III

Todo el resto del día estuvo sola la buena pieza, pues el padrito no se daba prisa por volver a su domicilio. Recelos y desconfianzas de criminal acometieron, por la tarde, a la malaventurada mujer. «¡Si me denunciará este buen señor! —se decía, no pudiendo pensar más que en la anhelada impunidad—. No sé, no sé..., porque unos le tienen por santo, y otros por un pillete muy largo, pero muy largo... No sabe una a qué carta quedarse... ¡Contro! ¡Mal ajo! Pero no, no creo que me denuncie... El cuento es que si me descubren y le preguntan si estoy aquí, contestará que sí, porque él no miente ni aun por salvar a una persona. ¡Vaya con la santidad! Si es cierto que hay infiernos con mucha lumbre y tizonazos, allá debían ir los que dicen verdades que a un pobre le cuestan la vida, o le zampan en la cárcel».

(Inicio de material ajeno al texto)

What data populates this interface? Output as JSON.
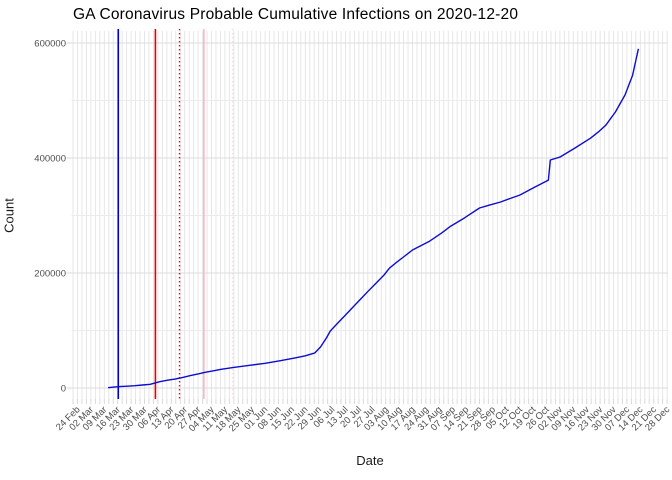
{
  "chart": {
    "title": "GA Coronavirus Probable Cumulative Infections on 2020-12-20",
    "xlabel": "Date",
    "ylabel": "Count"
  },
  "chart_data": {
    "type": "line",
    "title": "GA Coronavirus Probable Cumulative Infections on 2020-12-20",
    "xlabel": "Date",
    "ylabel": "Count",
    "legend": "none",
    "grid": "on",
    "background": "#ffffff",
    "ylim": [
      0,
      620000
    ],
    "y_major_ticks": [
      0,
      200000,
      400000,
      600000
    ],
    "y_major_tick_labels": [
      "0",
      "200000",
      "400000",
      "600000"
    ],
    "y_minor_gridlines": [
      100000,
      300000,
      500000
    ],
    "x_tick_labels": [
      "24 Feb",
      "02 Mar",
      "09 Mar",
      "16 Mar",
      "23 Mar",
      "30 Mar",
      "06 Apr",
      "13 Apr",
      "20 Apr",
      "27 Apr",
      "04 May",
      "11 May",
      "18 May",
      "25 May",
      "01 Jun",
      "08 Jun",
      "15 Jun",
      "22 Jun",
      "29 Jun",
      "06 Jul",
      "13 Jul",
      "20 Jul",
      "27 Jul",
      "03 Aug",
      "10 Aug",
      "17 Aug",
      "24 Aug",
      "31 Aug",
      "07 Sep",
      "14 Sep",
      "21 Sep",
      "28 Sep",
      "05 Oct",
      "12 Oct",
      "19 Oct",
      "26 Oct",
      "02 Nov",
      "09 Nov",
      "16 Nov",
      "23 Nov",
      "30 Nov",
      "07 Dec",
      "14 Dec",
      "21 Dec",
      "28 Dec"
    ],
    "x_tick_interval_days": 7,
    "x_gridlines_per_label_interval": 3,
    "series": [
      {
        "name": "probable-cumulative-infections",
        "color": "#0d0dd0",
        "note": "points are [days since first x tick (24 Feb 2020), cumulative count]",
        "points": [
          [
            16,
            500
          ],
          [
            19,
            1500
          ],
          [
            22,
            2500
          ],
          [
            26,
            3200
          ],
          [
            30,
            4000
          ],
          [
            34,
            5200
          ],
          [
            38,
            6500
          ],
          [
            43,
            11000
          ],
          [
            47,
            13500
          ],
          [
            51,
            15500
          ],
          [
            55,
            18500
          ],
          [
            59,
            21500
          ],
          [
            63,
            24500
          ],
          [
            67,
            27500
          ],
          [
            71,
            30000
          ],
          [
            75,
            32500
          ],
          [
            82,
            36000
          ],
          [
            90,
            39500
          ],
          [
            98,
            43000
          ],
          [
            106,
            47500
          ],
          [
            114,
            52500
          ],
          [
            119,
            56000
          ],
          [
            124,
            61000
          ],
          [
            127,
            71500
          ],
          [
            130,
            87000
          ],
          [
            132,
            99000
          ],
          [
            136,
            113000
          ],
          [
            140,
            127000
          ],
          [
            144,
            141000
          ],
          [
            148,
            155000
          ],
          [
            152,
            169000
          ],
          [
            156,
            182500
          ],
          [
            160,
            196000
          ],
          [
            163,
            208500
          ],
          [
            167,
            219500
          ],
          [
            171,
            229500
          ],
          [
            175,
            240000
          ],
          [
            184,
            255500
          ],
          [
            190,
            269000
          ],
          [
            195,
            281500
          ],
          [
            202,
            295500
          ],
          [
            210,
            313000
          ],
          [
            215,
            318000
          ],
          [
            221,
            323500
          ],
          [
            226,
            329500
          ],
          [
            231,
            335500
          ],
          [
            239,
            349500
          ],
          [
            246,
            361500
          ],
          [
            247,
            396500
          ],
          [
            252,
            401500
          ],
          [
            260,
            417500
          ],
          [
            268,
            434500
          ],
          [
            272,
            445000
          ],
          [
            276,
            457000
          ],
          [
            281,
            480000
          ],
          [
            286,
            509500
          ],
          [
            290,
            544000
          ],
          [
            293,
            590000
          ]
        ]
      }
    ],
    "vlines": [
      {
        "name": "blue-event-line",
        "day": 21.3,
        "color": "#0000cc",
        "style": "solid"
      },
      {
        "name": "red-event-line",
        "day": 40.7,
        "color": "#e80000",
        "style": "solid"
      },
      {
        "name": "red-dotted-event-line",
        "day": 53.3,
        "color": "#e80000",
        "style": "dotted"
      },
      {
        "name": "pink-event-line",
        "day": 66.0,
        "color": "#ffb3c4",
        "style": "solid"
      },
      {
        "name": "pink-dotted-event-line",
        "day": 81.2,
        "color": "#ffd0da",
        "style": "dotted"
      }
    ],
    "styles": {
      "v_gridline_color": "#e4e4e4",
      "h_major_gridline_color": "#dcdcdc",
      "h_minor_gridline_color": "#ebebeb",
      "tick_color": "#d9d9d9",
      "tick_label_color": "#4d4d4d"
    }
  }
}
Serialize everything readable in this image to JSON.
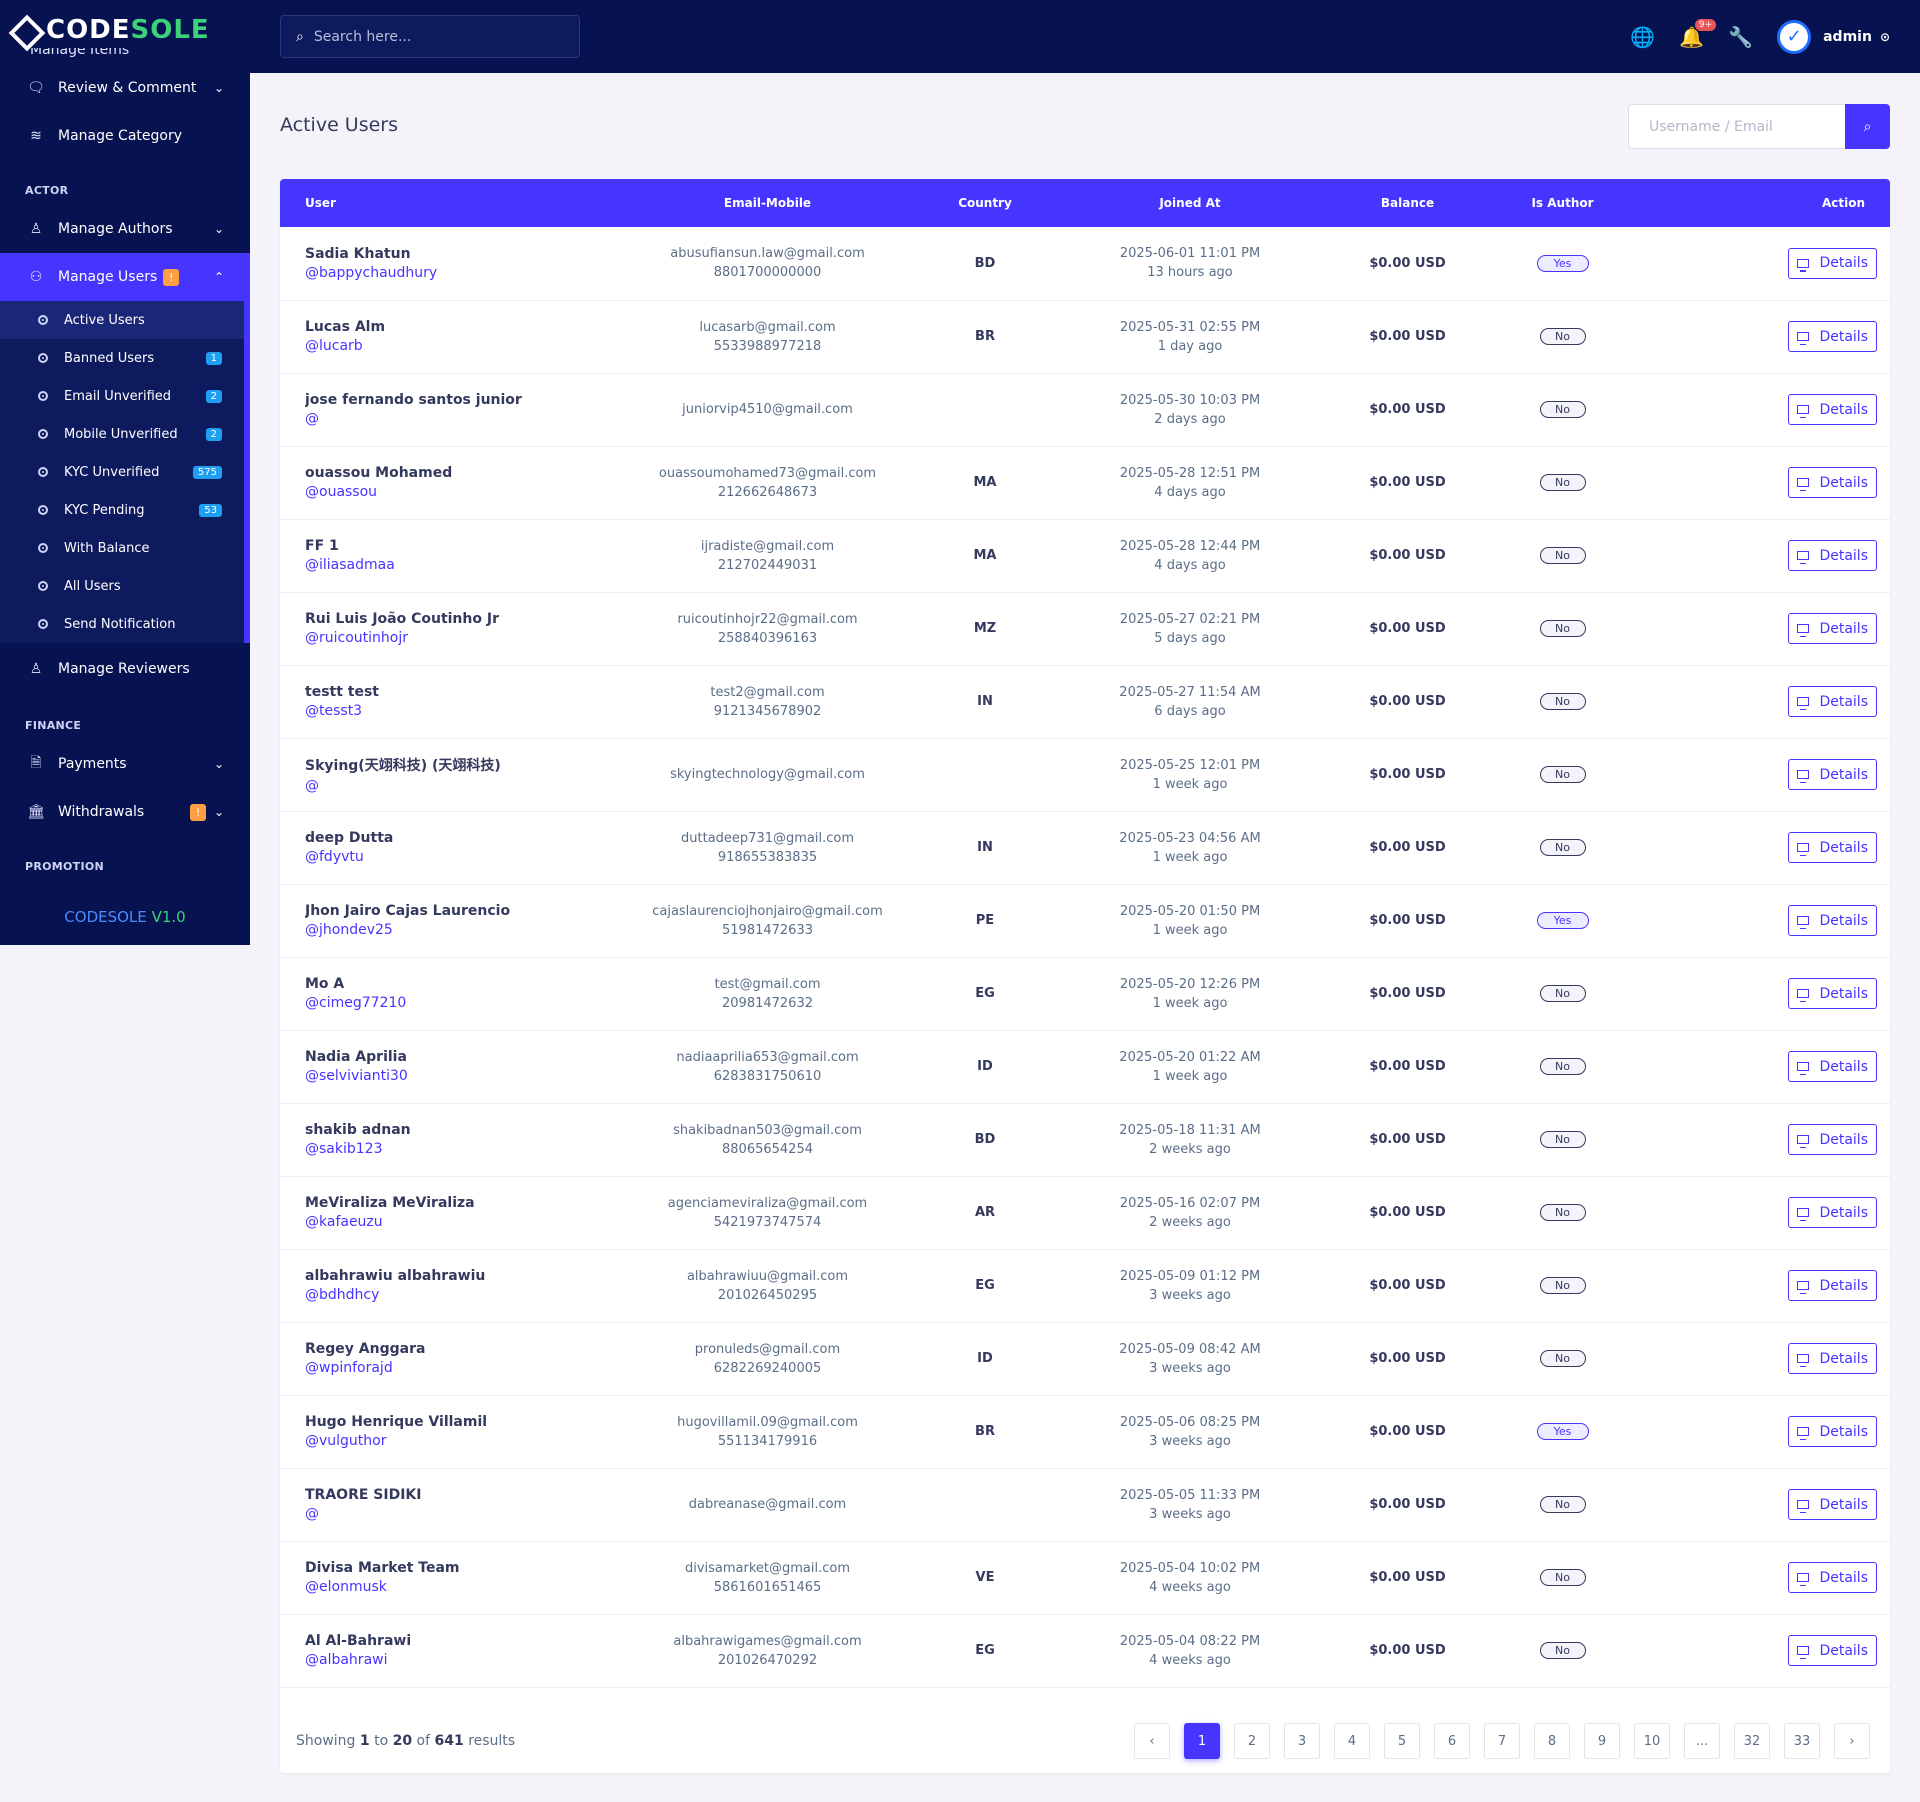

Por la tarde pasó un rato de horrible pavura oyendo la voz de la Chanfa junto a la ventana. Hablaba con otra mujer que, por el habla gargajosa y carraspeante, parecía la Camella. ¡Y la Camella era tan mala, tan amiga de meter en todo las narices, y llevar y traer cuentos! Después que picotearon bien, Estefanía llamó con los nudillos en el cristal; pero como el padre no estaba allí para responderle, se fueron las muy indinas. Otras personas, y algunos chicuelos de la vecindad, llamaron también en el curso del día, cosa muy natural y que no debía ser motivo de alarma, porque la pobretería de aquellos lugares visitaba con frecuencia al que era amigo y consuelo de los pobres. Al anochecer, ya no podía la mujerzuela con su congoja y susto, y anhelaba que volviese el clérigo, para saber si podía contar o no con el sigilo en aquella oscura reclusión. Los minutos se le hicieron horas; al fin, cuando le vio entrar, ya cerca de anochecido, a punto estuvo de reñirle por su tardanza, y si no lo hizo fue porque el gozo de verle le quitó el enfado.

—Yo no tengo que darte a ti cuenta de dónde voy ni de dónde vengo, ni en qué empleo mis horas —le dijo Nazarín, contestando a las primeras preguntas impertinentes y oficiosas de la que bien podía llamarse su protegida—. ¿Y qué tal? ¿Vamos bien? ¿Te duele menos la herida? ¿Vas tomando fuerzas?

—Sí, hombre, sí... Pero el canguelo no me deja vivir... A cada instante me parece que entran para cogerme y llevarme a la cárcel. ¿Estaré segura? Dígamelo con verdad, a lo hombre, más que a lo santo.

—Ya sabes —repuso el sacerdote, desembarazándose del manteo y la teja—, yo no te denuncio... Procura tú no hacer aquí nada por donde te descubran..., y chitón, que anda gente por el corredor.

En efecto, llamó otra vez Estefanía, y abierta la ventana por Nazarín, hablaron un ratito.

—Vaya que está hoy mi beato muy paseante en Corte —decía la amazona—. ¿Qué pasa? ¿Ha ido a bailarle el agua al obispo, como le aconsejé? Como no adule, no le darán nada. ¿Y qué? ¿Hubo misa hoy? Bueno. Así, aplicarse, ir a las parroquias con cara de poca vergüenza, darse pisto... Verá cómo caen misas. Oiga, padrito, yo siento..., me parece que sale por esta ventana un olor..., así como de esa perfumería condenada que gastan las mujeronas... ¿Pero usted no huele? ¡Si es un tufo que tira para atrás!... Claro, no es novedad. Como entran a verle a usted personas de todas castas, y usted no distingue, ni sabe a quién socorre...

—Eso será —replicó Nazarín sin inmutarse—. Entra aquí mucha y diversa gente. Unos huelen y otros no.

—Y también me da olor a vinazo... ¿Se nos estará su reverencia echando a perder?... Porque el de la misa no será.